Agosto 28, día de san Agustín.

La época seminarista del columnista en Manizales. Foto ODG

Por Óscar Domínguez Giraldo

Contemporáneos agustinianos:

Los días como hoy, 28 de agosto, día de san Agustín, había comida de cura, no de seminarista, en el Colegio Apostólico de La Linda, a un rosario de Manizales. Echaban la casa por el campanario y el púlpito al mismo tiempo. Un día bien parviao. Misa de dos yemas. En latín, claro. Y de espaldas al respetable público, por supuesto.

Supongo que había recorderis de la regla del obispo de Hipona, hijo díscolo de Mónica que dejó colgado de la brocha a Floria Emilia, “de cuya unión”, tuvieron un hijo, Adeodato.  En una novela de Jostein Gaarder, el mismo de El mundo de Sofía, Floria Emilia le ajusta cuentas a Aurelio Agustín por haberla cambiado por la teología. Primero debía estar el amor, sostiene Floria en el bello y estremecedor libro.

“Ante omnia, fratres carísimi, diligatur Deus, deinde proximi…”, empieza la regla de Aurelio Agustín en el latín que hemos olvidado después de haberlo estudiado todos los días, todo el día, o sea 24-7, en la jerga actual. Este negro tenía un método jurásico para enriquecer el léxico: con letra de  monje de clausura apuntaba las palabras nuevas en un papelito que sacaba en cualquier ocasión y taque: los que se las aprenden.

Cerca tengo mis calificaciones del seminario.
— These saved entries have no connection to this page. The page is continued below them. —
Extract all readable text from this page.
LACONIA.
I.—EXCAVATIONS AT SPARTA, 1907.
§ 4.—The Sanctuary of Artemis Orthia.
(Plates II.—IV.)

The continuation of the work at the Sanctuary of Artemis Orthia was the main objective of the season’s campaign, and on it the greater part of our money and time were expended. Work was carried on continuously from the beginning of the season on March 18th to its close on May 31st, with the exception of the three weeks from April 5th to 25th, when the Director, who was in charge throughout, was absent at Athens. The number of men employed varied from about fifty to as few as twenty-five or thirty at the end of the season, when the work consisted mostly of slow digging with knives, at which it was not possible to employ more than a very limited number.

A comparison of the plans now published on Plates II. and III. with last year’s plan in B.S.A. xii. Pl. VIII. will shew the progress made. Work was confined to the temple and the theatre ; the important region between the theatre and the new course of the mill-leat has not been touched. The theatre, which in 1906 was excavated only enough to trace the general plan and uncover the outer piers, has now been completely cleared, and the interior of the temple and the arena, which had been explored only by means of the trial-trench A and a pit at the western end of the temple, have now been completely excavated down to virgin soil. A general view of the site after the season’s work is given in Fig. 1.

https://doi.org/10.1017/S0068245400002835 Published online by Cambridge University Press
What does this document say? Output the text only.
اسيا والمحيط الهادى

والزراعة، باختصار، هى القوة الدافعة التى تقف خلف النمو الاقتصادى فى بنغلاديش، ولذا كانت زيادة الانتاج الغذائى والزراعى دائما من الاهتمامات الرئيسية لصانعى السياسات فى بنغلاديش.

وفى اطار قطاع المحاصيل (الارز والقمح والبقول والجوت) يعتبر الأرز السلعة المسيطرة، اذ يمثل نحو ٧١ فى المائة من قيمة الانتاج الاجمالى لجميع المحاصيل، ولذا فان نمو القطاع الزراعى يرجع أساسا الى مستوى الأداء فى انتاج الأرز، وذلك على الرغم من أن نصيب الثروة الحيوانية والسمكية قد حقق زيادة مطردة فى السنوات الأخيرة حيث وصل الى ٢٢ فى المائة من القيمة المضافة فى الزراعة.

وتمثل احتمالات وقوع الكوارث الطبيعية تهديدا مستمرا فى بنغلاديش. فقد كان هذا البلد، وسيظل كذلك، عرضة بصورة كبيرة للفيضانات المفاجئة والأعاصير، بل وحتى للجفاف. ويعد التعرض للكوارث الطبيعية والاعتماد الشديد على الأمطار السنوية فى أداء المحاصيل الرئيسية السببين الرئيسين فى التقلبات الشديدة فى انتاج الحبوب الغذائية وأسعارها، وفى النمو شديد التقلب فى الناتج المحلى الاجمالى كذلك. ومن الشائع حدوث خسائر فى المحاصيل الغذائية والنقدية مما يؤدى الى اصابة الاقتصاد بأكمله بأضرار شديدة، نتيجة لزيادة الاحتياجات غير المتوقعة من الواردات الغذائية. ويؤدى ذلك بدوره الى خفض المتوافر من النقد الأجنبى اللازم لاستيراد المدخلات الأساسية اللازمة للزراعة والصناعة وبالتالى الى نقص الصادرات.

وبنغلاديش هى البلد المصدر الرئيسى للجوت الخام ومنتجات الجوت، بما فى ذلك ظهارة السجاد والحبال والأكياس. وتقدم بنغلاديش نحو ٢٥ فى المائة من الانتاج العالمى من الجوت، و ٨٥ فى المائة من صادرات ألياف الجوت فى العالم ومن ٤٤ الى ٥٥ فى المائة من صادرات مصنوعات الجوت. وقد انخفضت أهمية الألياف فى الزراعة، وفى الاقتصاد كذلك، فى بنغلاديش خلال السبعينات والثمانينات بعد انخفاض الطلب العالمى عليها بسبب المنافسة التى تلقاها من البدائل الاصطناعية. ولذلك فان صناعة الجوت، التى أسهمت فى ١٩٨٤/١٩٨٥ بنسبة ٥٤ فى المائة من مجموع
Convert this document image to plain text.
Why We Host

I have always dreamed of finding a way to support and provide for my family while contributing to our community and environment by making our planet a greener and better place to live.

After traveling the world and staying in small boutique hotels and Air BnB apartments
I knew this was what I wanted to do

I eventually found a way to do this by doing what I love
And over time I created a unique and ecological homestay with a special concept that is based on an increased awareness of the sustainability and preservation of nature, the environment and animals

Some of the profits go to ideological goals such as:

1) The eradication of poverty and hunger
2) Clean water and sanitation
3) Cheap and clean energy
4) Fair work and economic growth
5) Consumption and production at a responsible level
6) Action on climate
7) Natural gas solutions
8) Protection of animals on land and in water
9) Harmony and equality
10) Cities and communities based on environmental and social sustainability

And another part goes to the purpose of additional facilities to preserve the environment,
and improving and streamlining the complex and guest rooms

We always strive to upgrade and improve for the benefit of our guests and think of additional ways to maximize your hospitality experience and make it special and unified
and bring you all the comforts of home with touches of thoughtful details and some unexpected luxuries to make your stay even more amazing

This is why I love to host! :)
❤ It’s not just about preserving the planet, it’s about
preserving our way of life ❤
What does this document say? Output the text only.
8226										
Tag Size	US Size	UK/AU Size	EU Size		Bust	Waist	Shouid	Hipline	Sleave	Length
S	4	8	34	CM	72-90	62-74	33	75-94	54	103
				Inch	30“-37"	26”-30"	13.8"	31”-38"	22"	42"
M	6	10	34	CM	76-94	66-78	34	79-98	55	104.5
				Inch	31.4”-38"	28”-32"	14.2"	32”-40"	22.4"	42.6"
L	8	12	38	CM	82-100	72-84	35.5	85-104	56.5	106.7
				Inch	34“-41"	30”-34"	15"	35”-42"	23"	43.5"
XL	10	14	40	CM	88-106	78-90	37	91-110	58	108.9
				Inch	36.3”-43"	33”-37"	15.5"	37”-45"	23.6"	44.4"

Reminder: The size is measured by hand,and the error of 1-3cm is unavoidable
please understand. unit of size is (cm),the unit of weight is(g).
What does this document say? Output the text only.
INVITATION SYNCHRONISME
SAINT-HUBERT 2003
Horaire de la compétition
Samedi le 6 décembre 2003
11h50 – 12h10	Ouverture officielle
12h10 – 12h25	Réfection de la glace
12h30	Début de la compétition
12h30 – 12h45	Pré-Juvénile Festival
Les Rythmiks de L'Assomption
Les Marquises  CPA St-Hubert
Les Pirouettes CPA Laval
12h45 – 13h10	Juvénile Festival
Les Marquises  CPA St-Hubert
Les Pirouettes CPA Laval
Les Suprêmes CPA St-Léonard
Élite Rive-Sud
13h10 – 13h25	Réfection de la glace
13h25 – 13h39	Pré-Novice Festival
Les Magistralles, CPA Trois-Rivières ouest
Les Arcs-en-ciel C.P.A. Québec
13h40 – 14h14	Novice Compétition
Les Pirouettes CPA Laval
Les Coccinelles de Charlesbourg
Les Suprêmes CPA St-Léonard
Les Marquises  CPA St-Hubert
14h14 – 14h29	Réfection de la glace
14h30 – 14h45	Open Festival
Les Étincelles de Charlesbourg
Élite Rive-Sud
Siempre fui sobresaliente en latín, preceptiva literaria y ortografía. Con la firma del rector, padre Rubén Buitrago, las calificaciones llegaban a lomo de flota Arauca cada mes a nuestras casas.

Como Dios hace las cosas bien, como Carvajal, fui llamado, pero no escogido. Me alcanzó para foto con el hábito agustiniano. (Me pueden encontrar en el retrato adjunto). Nos reclutó en Aranjuez-Berlín el padre Iván Vásquez de San Agustín. Cómo llegó el padre Iván, gran futbolista, hasta nuestras casas, sigue siendo otro misterio de la Santísima Trinidad para mí.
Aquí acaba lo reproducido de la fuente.